Hello, beautiful soul
I had my therapy session today and I left it feeling inspired in a deep way. If you have social anxiety or general anxiety, then you know how walking on the street can be quite exhausting. However, as I was making my way back to the railway station I felt at peace inside, although a little bit anxious. I also felt for a period of time like my anxiety was gone which was amazing.

The main reason I'm writing this is because I want to help people with mental health issues. Perhaps you have anxiety or depression, which also I suffer from. I am so sorry if you have to deal with them. It is such a heavy burden. Mental pain is different for everyone, and it can't be measured but it is a heavy pain to carry around. I want to share my honest thoughts and realisations about my depression and anxiety, in order to give hope to anyone reading. You can get better, you can heal from them, you can enjoy your life. And it doesn't have to happen in one step and it most probably won't. I believe that I have to take many steps towards getting happier or more at peace. The steps might be little, but they are getting me on.

The reason why I had less anxiety today was because of my therapy session. Our topic for the day was living in the moment. The therapy form of my therapy is kind of bodily also, so we do these movement "exercises" where my therapist asks me how I feel about some movement, for example. It's weird how during my therapy sessions I solve things inside my own brain and how I can make conclusions.

I think a lot and I feel a lot. And my brain is messy. I think that I shouldn't think too much. My thoughts can be pretty negative. But I wouldn't say that even when I am my darkest my thoughts would be just horrible. Well, anyway my brain gets in the way of being in the moment. My therapist said to me today that I really don't need to think so much all the time. And that is so true and wise. I could just look at life and be in it, without overanalysing and creating big ideas and thought patterns in my head about it. Just noticing things. Looking at them. Not getting overly thoughtful about it.

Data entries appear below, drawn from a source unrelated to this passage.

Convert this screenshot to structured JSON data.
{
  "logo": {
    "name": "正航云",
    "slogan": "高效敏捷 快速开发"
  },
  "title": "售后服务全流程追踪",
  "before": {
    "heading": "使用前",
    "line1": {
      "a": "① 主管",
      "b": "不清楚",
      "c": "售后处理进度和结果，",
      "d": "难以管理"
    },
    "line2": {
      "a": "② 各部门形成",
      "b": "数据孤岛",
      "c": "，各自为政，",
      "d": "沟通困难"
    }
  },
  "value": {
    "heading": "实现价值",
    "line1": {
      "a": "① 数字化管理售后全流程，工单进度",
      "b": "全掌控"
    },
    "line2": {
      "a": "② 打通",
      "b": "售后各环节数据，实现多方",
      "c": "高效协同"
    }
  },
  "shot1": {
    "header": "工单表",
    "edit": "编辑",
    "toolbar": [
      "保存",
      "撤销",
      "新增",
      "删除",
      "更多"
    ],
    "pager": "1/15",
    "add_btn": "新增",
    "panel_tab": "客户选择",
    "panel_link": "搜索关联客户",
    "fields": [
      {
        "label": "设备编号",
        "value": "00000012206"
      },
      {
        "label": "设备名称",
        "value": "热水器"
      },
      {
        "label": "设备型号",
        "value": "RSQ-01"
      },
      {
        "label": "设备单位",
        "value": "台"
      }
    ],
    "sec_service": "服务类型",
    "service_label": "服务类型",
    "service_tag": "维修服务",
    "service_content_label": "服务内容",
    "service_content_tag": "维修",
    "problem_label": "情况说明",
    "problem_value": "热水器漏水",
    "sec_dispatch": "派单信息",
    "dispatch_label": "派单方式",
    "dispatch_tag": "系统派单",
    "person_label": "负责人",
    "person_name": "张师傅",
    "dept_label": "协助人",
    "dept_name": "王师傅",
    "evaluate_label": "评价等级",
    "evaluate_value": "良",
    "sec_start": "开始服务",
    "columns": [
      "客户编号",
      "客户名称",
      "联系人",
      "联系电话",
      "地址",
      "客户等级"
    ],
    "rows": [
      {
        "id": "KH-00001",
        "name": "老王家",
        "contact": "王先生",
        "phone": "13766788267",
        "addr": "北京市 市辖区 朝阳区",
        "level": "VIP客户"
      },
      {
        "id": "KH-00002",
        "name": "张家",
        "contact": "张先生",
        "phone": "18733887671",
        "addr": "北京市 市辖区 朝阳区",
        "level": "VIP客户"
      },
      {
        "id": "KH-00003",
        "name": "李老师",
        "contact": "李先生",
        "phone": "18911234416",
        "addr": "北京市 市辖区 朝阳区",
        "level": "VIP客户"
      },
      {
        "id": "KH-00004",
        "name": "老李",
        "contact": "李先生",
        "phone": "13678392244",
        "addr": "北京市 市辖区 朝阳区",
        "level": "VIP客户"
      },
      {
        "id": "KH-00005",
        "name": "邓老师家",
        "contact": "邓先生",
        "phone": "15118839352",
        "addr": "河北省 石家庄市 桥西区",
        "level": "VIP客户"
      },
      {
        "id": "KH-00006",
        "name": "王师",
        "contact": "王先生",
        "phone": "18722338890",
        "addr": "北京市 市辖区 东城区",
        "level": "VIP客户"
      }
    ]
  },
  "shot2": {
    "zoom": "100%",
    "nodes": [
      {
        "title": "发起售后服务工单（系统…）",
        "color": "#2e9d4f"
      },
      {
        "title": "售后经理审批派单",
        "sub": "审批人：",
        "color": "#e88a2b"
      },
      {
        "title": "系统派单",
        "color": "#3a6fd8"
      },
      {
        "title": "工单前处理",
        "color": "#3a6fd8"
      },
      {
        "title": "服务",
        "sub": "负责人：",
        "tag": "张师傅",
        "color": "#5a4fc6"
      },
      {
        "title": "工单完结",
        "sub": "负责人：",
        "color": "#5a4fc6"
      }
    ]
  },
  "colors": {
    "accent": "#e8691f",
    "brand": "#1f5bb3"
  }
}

One thing I realised as we spoke was that I'm an introvert so I really got that inversion going on a lot. But what if I sort of tried to "extrovert" more? Not in the sense of socialising, but being in continuous contact with the outer world, instead of my own head. This could really help me with my anxiety and it did today. But, as I said, I am an introvert, so it doesn't come naturally. I think I need to just open my eyes more to see that people aren't actually staring at me or something, that people are mostly just people, like me. I know it well. But anxiety is weird.

My anxiety is also the feeling of a total loss of control, intense fear... Basically a bunch of terrible feelings. Adding the depression it's horrible. I am not depressed or anxious all the time, but there are many days when my anxiety kicks in all the time in various forms and my depression is creeping into my mind or fully over me and I feel like I'm dying. Or like I have had an anxious school day and in the evening I fall into my depression. I don't even know how to explain. But I am also happy and sometimes when I'm happy I'm ecstatically happy. Okay that's enough for the description of my moods, but just to give you an idea of some of my experience with these struggles to hopefully help you not to feel alone.

If you made it here, I hope this rambling was helpful, gave you some ideas or hope. I will be making more of these in a more organised form, when I'm less tired. I love you and I care, just know that!